Wednesday, April 20, 2011

mini laptop development tools recomendations

I have Acer 1 mini laptop that I use on the road. What development tools (ide's, frameworks) are recommended so it will be still light? I'm programming mainly in Java and C++, with XP installed.

From stackoverflow
  • Well Visual Studio is out of question :).

    You could use some light editor like Notepad++ and a command line compiler.

    Dylan Bennett : I have Visual Studio C# Express edition running on this Dell Mini with the MSDN 2008 library installed. So Visual Studio is most definitely not out of the question. It works just fine for me. I also run Eclipse too, and though it's slow to start up, it works quite well after that.
    Bojan Milenkoski : I was kidding about Visual Studio, but not much. I suppose you have an external hard drive or the internal one is not a 4GB (8GB) solid state drive. These laptops are not intended for real development. And then again you could bring an extra monitor, keyboard, mouse, solar charger, beer cooler...
  • try JCode for java

    and CodeLite for C++

  • Code::Blocks is a pretty nice C++ IDE for a low resolution screen. (ref)

  • here is something interesting...

    Maybe you can run the big guns.. provided it runs on linux that is

  • I use SciTE and the command line (ant, make) on my netbook.

  • In similar situations the first thing I load up is JEdit. It's plugins cover virtually every language you've ever seen and functionality you'll ever need. It's an extremely useful tool to be familiar with just because it means you need only the one tool across multiple platforms and development tasks and for that reason I'd strongly recommend it over more focused programs.

    jEdit is a mature programmer's text editor with hundreds (counting the time developing plugins) of person-years of development behind it.

    Some of jEdit's features include:
    * Written in Java, so it runs on Mac OS X, OS/2, Unix, VMS and Windows.
    * Built-in macro language; extensible plugin architecture.
    * Dozens of macros and plugins available.
    * Plugins can be downloaded and installed from within jEdit using the "plugin manager" feature.
    * Auto indent, and syntax highlighting for more than 130 languages.
    * Supports a large number of character encodings including UTF8 and Unicode.
    * Folding for selectively hiding regions of text. Word wrap.
    * Highly configurable and customizable.
    * Every other feature, both basic and advanced, you would expect to find in a text editor.

    Cruachan : some clue as to the -1 on this would be helpful - i see no reason why it's not relevant or appropriate
  • Vi / vim. I take it Ctrl+Alt+F1 still works on Linpus/Xandros/UNR?

    I'm not joking here (:-) It has decent syntax highlighting support. And it has that cool :make thing. :)
    For example, in C++, you can do:

    :make
    

    and it will do a very IDE-ish thing (kinda similar to Turbo C now that I think about it) - pop up a list of errors you can cycle through. Also, you could (I suppose):

    :!javac hello.class
    

    To compile your Java programs (w/out the error box though). Also, it's support for splitting itself into boxes is very flexible - I hate VS's method now.

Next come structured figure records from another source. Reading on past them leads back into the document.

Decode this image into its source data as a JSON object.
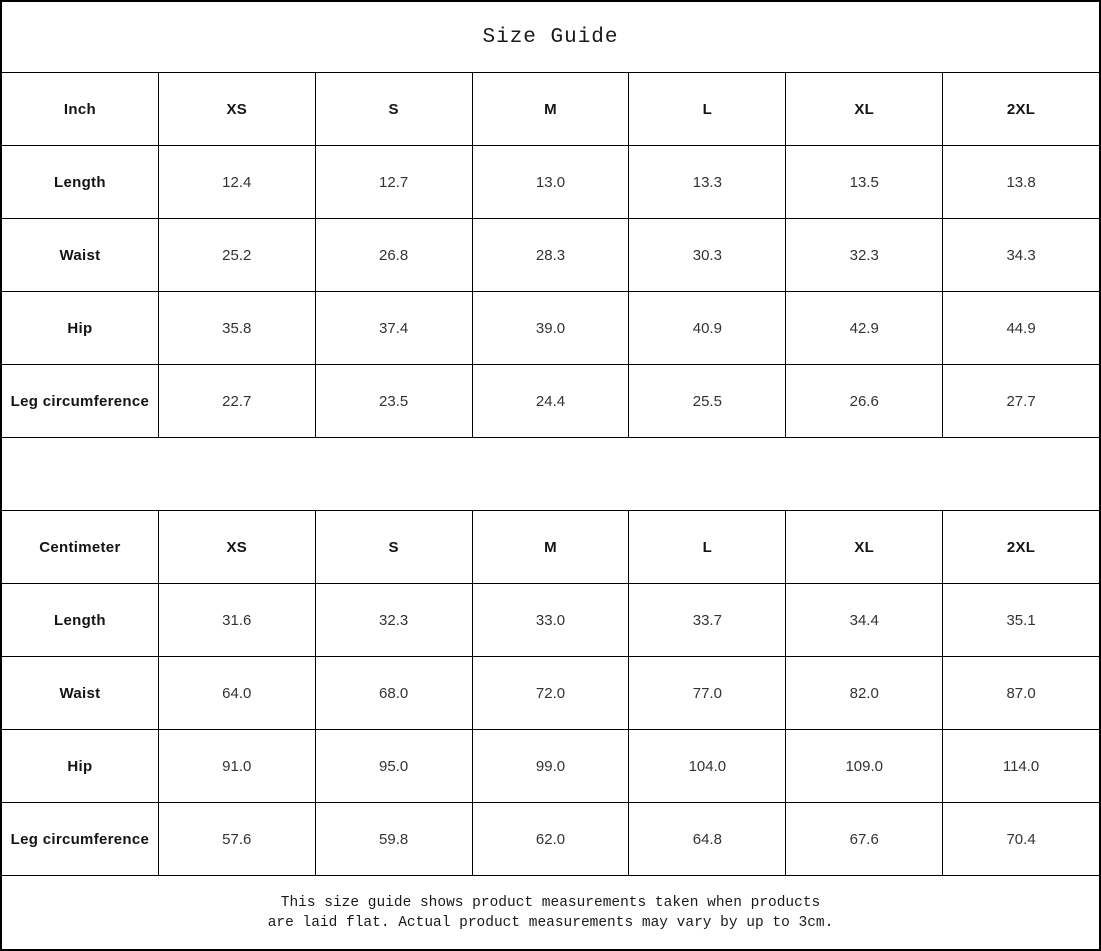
{
  "title": "Size Guide",
  "tables": [
    {
      "unit_label": "Inch",
      "columns": [
        "XS",
        "S",
        "M",
        "L",
        "XL",
        "2XL"
      ],
      "rows": [
        {
          "label": "Length",
          "values": [
            "12.4",
            "12.7",
            "13.0",
            "13.3",
            "13.5",
            "13.8"
          ]
        },
        {
          "label": "Waist",
          "values": [
            "25.2",
            "26.8",
            "28.3",
            "30.3",
            "32.3",
            "34.3"
          ]
        },
        {
          "label": "Hip",
          "values": [
            "35.8",
            "37.4",
            "39.0",
            "40.9",
            "42.9",
            "44.9"
          ]
        },
        {
          "label": "Leg circumference",
          "values": [
            "22.7",
            "23.5",
            "24.4",
            "25.5",
            "26.6",
            "27.7"
          ]
        }
      ]
    },
    {
      "unit_label": "Centimeter",
      "columns": [
        "XS",
        "S",
        "M",
        "L",
        "XL",
        "2XL"
      ],
      "rows": [
        {
          "label": "Length",
          "values": [
            "31.6",
            "32.3",
            "33.0",
            "33.7",
            "34.4",
            "35.1"
          ]
        },
        {
          "label": "Waist",
          "values": [
            "64.0",
            "68.0",
            "72.0",
            "77.0",
            "82.0",
            "87.0"
          ]
        },
        {
          "label": "Hip",
          "values": [
            "91.0",
            "95.0",
            "99.0",
            "104.0",
            "109.0",
            "114.0"
          ]
        },
        {
          "label": "Leg circumference",
          "values": [
            "57.6",
            "59.8",
            "62.0",
            "64.8",
            "67.6",
            "70.4"
          ]
        }
      ]
    }
  ],
  "footer": {
    "line1": "This size guide shows product measurements taken when products",
    "line2": "are laid flat. Actual product measurements may vary by up to 3cm."
  }
}
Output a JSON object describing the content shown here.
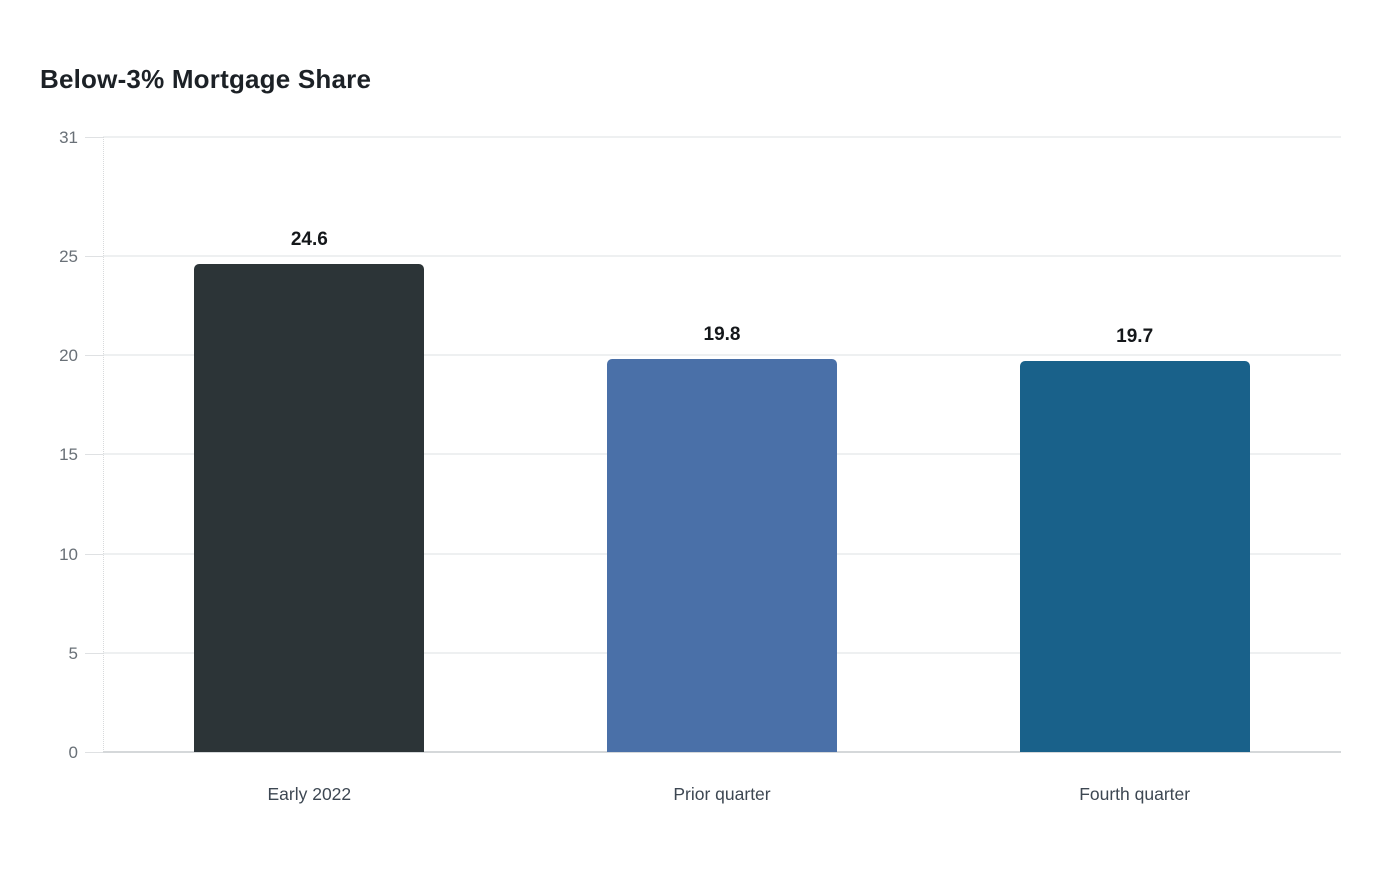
{
  "title": "Below-3% Mortgage Share",
  "chart_data": {
    "type": "bar",
    "title": "Below-3% Mortgage Share",
    "categories": [
      "Early 2022",
      "Prior quarter",
      "Fourth quarter"
    ],
    "values": [
      24.6,
      19.8,
      19.7
    ],
    "value_labels": [
      "24.6",
      "19.8",
      "19.7"
    ],
    "bar_colors": [
      "#2c3437",
      "#4a70a8",
      "#19618a"
    ],
    "yticks": [
      "0",
      "5",
      "10",
      "15",
      "20",
      "25",
      "31"
    ],
    "ytick_values": [
      0,
      5,
      10,
      15,
      20,
      25,
      31
    ],
    "ylim": [
      0,
      31
    ],
    "xlabel": "",
    "ylabel": "",
    "grid": true,
    "legend": false
  },
  "colors": {
    "background": "#ffffff",
    "title_text": "#1c2126",
    "value_text": "#14171a",
    "axis_tick_text": "#697077",
    "category_text": "#3d4752",
    "gridline": "#eef0f1",
    "baseline": "#d5d8da",
    "axis_dotted_line": "#d8dadc"
  }
}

  • Emacs is a very powerful editor which you can use to do all your Java and C++ coding. With an extension like Emacs Code Browser, you'll be good to go.

    I would have normally mentioned Eclipse, which I still this is not as heavy as people talk it up to be, but I'll leave that for you to decide.

  • I find Process Explorer to be very helpful for judging how "light" a tool is.